Et puis, l’impossibilité d’aimer ou de rêver. Puisque ces deux notions, désormais, sont l’apanage des faibles, des puceaux (“J’veux m’délivrer de mes rêves / Sinon j’ai l’impression de rester imberbe”), il faut être un homme, serrer les dents et encaisser le poids du réel. Ou bien fuir, à grands renforts de cames en tout genre, d’alcool, de sexe sale et d’abrutissement virtuel. Tout pour arrêter les pensées d’affluer, pour briser les deux jambes de Dame Introspection. Parce que celle-là, on la connait bien : c’est l’ennemi ultime, celui à abattre. Dans un monde où tout semble contrefait et artificiel, des artistes en quête de likes aux médias cokés et corrompus, seule la douleur parait réelle. Alors creusons, en constante recherche de vérité sur nous-mêmes, d’une pureté impossible à atteindre, et invectivons le ciel en lui balançant un tas d’insultes à la gueule.

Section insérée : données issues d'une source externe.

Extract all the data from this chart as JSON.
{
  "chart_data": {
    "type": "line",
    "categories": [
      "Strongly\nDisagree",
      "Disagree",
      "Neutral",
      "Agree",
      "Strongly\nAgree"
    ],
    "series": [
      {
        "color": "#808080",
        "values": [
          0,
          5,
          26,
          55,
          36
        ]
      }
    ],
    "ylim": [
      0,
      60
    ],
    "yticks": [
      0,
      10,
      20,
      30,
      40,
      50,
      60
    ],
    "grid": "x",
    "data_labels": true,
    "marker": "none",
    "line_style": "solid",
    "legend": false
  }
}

Il s’agit donc là d’une évidence : Hyacinthe est une créature moderne. Il y avait les anti-héros, notre époque pourrait être celle des anti-icônes. Entendez par là quelques mecs on ne peut plus normaux qui, à partir de leur chambre surement un peu sale et pas très bien rangée, réussissent à pondre des petits chefs d’oeuvre de sincérité. Le rappeur fait partie de ceux-là et, on l’espère, sera un jour reconnu comme un artiste – notion aujourd’hui galvaudée – au sens premier du terme.

A noter que Hyacinthe sortira son deuxième album “SLRA2 / Mémoires de mes putains tristes le 16 Novembre, et qu’il a récemment sorti un featuring avec Russ le Chauve et L.O.A.S, “Kagemusha”.